Thought hooks

I am not sure how my interest in quotations began. In youth I looked for credos. I can remember tacking up over my desk the credo of Walt Whitman (''take off your hat to no man''), which a college roommate had discovered in the preface to the second edition of ''Leaves of Grass.'' I began to find them in newspaper columns as fillers and on certain kinds of calendars. At that early time, if you gave me a quotation, any quotation, I would give it respectful attention. To this day I am unable to pass a quote on a church bulletin board without reading it. I am looking for something, some perfect expression. Now I am old enough to know that what I am looking for is actually a neater version of my own jumbled thoughts.

In 1960 I began to be more orderly in my attention to quotations. As a teacher I had a blackboard behind me, and it was clear that many of my students were not exactly set on fire by the niceties of English instruction. I collected quotations on little cards and had a student copy one of them on the board each day. The practice assured me that a bored kid would not be leaving the class entirely empty-handed. There they stood silently on the board behind me.

I tried to challenge my students (''physiognomy is destiny'') or to amuse them (''the best way to keep your friends is not to give them away''). Two selection rules governed: They should not be moralistic statements (''it's always later than you think''), they should not be sentimentally obvious (''I sorrowed that I had no shoes until I saw a man with no feet''). In 13 years I collected some 700 of them and when I retired left my hoard with another teacher who was also a collector.

Before I left I went through my haul and picked out 40 that I liked, jammed them onto a single sheet, and from my touring retirement van passed the sheets out to hitchhikers and others in imitation of Johnny Appleseed. Two favorites from that elite list: ''This time, like all other times, is the best time, if we but knew what to do with it'' and ''If you eat cherries with your superiors, you get the pits in your eyes.''

There are attendant hazards in being a collector. You can become a champion bore to friends. Chesterton once had a character in a play speak nothing but quotations. The audience howled every time he opened his mouth. Fortunately, as easily as they flow into the mind, they also flow out.

A few words about the kinds of quotations - sayings, saws, adages, mottos, proverbs, aphorisms, epigrams. These have in common two things, brevity and an observation on human behavior. The above group can be further divided into two - the common sayings we have heard many times (''a stitch in time . . .'') and those which for lack of a better word we might call profound or witty (''the past is not dead; it isn't even past''). This last group should be dealt with in more detail.

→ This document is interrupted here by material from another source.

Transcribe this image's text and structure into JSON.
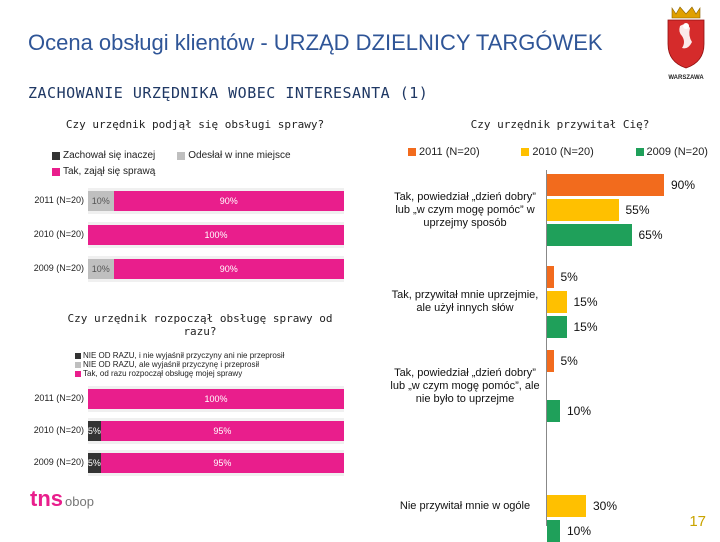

Heavy pronouncements: Here you can almost feel the writer pounding on the table for emphasis. (''It is well known that evils are alleviated by the fact that we bear them in common. People seem to regard boredom as one of these and therefore get together in order to be bored in common.'')

The bitter downers: ''It takes your enemy and your friend working together to hurt you to the heart: the one to slander you and the other to get the news to you.'' ''I can protect me from my enemies but God protect me from my friends.''

Thank goodness I am not as others: ''Commonplace people have an answer for everything and nothing surprises them.''

Imagination working on small detail: ''When you observe an animal closely you feel as if a human being sitting inside were making fun of you.''

Men and women: ''Women have theatrical exteriors and practical interiors, men the reverse.''

Dry: ''As scarce as truth is, the supply has always been in excess of the demand.''

Puns: ''One man's Mede is another man's Persian.''

I have a special place in my heart for folk, or country, talk: ''Rules for right living: Never eat at a restaurant called Mom's; never play cards with a man named Doc.'' ''Stuck tighter than a mouse in a molasses barrel.'' ''It's OK, but I wouldn't order it in a restaurant.'' ''Noisy as a cookstove falling downstairs.''

Of all quotations my favorites might be these: ''Never underestimate people's intelligence but never overestimate their information.'' ''People are not against you. They are merely for themselves.''

What is the appeal of these small strings of words? My guess is that we constantly seek illuminations, clarities. These lollipops of language can sum up our feelings, can give mysterious comfort. Perhaps it is that our senses are so active, our minds so busy that we seek little islands of certainty, small thought hooks that say what is on our minds better than we can ourselves. A quotation is a kind of verbal template. It can be a lazy man's substitute for thinking, or a baseball bat for a pedant. But often and often they make us smile , open a door, comfort the worried. The world would be poor indeed without them.